My regex doesn’t work. Don’t know why…
SEARCH:
(\w+\W+){31}
REPLACE BY:\r\n
-
@Neculai-I-Fantanaru said in Regex: How can I split lines from text at every 31 words:
My regex doesn’t work.
You don’t say why it doesn’t work but my thought is that you are replacing groups of 31 words with an EOL resulting in an empty file, well actually a file with many empty lines
If you select something (as shown in your find code) then you need to write that back. That means putting () around all the find code and then having the replace code as \1\r\n. Alternatively just add
\K
to the end of the find code. What this does is firstly find a group of 31 words, then forgets that selection leaving the cursor ready to insert the EOL code.Terry
-
I don’t get it. Can you please write your solution?
-
@Terry-R said in Regex: How can I split lines from text at every 31 words:
You don’t say why it doesn’t work but my thought is that you are replacing groups of 31 words with an EOL resulting in an empty file, well actually a file with many empty lines
Thanks. This are 2 solutions:
SEARCH:
(\w+\W+){31\K
REPLACE BY:\r\n
OR
SEARCH:
(\w+\W+){31}
REPLACE BY:$0\r\n\r\n
-
@Neculai-I-Fantanaru said in Regex: How can I split lines from text at every 31 words:
SEARCH: (\w+\W+){31}
REPLACE BY: $0\r\n\r\nYes that works as well, using the
$0
which equates to everything which is currently selected. You may want to remove the extra\r\n
though as you will get 2 EOL in sequence.Terry
-
@Terry-R said in Regex: How can I split lines from text at every 31 words:
$0\r\n\
my little problem is the quote (apostrophe) for the words such as
don’t, didn"t, doesn’t
Seems the my regex see that
t
as a different word… -
don’t
,didn"t
,doesn’t
I am assuming you meant
don't
,didn't
,doesn't
… where it is an ASCII apostrophe, not the forum’s smart-quote, and not the ASCII-double-quote that was in the second word.

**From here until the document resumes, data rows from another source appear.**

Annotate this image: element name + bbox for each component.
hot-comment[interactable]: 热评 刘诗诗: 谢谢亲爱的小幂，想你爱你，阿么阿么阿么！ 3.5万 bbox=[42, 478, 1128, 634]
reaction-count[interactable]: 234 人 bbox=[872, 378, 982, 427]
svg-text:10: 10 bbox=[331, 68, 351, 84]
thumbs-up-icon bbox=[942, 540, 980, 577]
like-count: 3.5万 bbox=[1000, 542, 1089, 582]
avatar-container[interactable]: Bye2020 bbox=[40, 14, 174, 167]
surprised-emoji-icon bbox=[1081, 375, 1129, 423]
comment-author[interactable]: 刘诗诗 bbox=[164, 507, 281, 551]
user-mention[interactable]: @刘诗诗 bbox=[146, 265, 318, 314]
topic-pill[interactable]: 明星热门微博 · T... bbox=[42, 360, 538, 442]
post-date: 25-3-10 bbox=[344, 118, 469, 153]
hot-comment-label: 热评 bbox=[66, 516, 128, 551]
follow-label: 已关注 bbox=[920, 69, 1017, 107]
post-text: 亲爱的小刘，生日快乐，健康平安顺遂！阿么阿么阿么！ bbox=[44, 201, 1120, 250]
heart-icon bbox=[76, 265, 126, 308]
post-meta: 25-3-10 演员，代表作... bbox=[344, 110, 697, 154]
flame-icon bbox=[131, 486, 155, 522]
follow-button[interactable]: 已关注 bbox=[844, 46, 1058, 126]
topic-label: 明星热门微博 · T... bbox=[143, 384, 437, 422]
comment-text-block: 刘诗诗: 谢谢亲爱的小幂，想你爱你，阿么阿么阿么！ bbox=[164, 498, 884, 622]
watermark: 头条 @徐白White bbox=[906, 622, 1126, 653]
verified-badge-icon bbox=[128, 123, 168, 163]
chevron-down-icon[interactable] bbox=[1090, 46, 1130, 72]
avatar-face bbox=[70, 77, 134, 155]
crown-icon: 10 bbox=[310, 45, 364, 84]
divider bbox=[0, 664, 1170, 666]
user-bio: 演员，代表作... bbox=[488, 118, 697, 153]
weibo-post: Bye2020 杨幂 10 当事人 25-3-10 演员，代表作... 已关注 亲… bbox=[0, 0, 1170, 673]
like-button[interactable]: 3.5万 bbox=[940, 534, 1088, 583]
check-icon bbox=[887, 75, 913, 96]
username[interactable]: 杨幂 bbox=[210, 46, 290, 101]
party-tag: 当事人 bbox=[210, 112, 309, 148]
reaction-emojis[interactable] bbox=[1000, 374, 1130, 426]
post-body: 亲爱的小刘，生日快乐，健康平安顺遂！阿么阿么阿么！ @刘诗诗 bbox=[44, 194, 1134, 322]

You told the regex engine to look characters in the posix-class “word”, followed by non-“word” characters. The “word” posix class does not include apostrophe. So with your example text and the sub-expression
\w+\W+
, it is finding the groupsdon'
thent,
thendidn'
thent,
thendoesn'
thent[EOL]
If you want to allow other characters inside the group of characters that you consider a word, they need to be specified in the same character class as the other word-characters, such as
[\w']+\W+
. If it really might be smart-single-quote or ASCII apostrophe, then[\w'’]+\W+
-
@PeterJones said in Regex: How can I split lines from text at every 31 words:
[\w’’]+\W+
THANKS. super, so I update my answer:
FIND:
([\w'’"]+\W+){31}
REPLACE BY:$0\r\n
OR
FIND:
([\w'’"]+\W+){31}\K
REPLACE BY:\r\n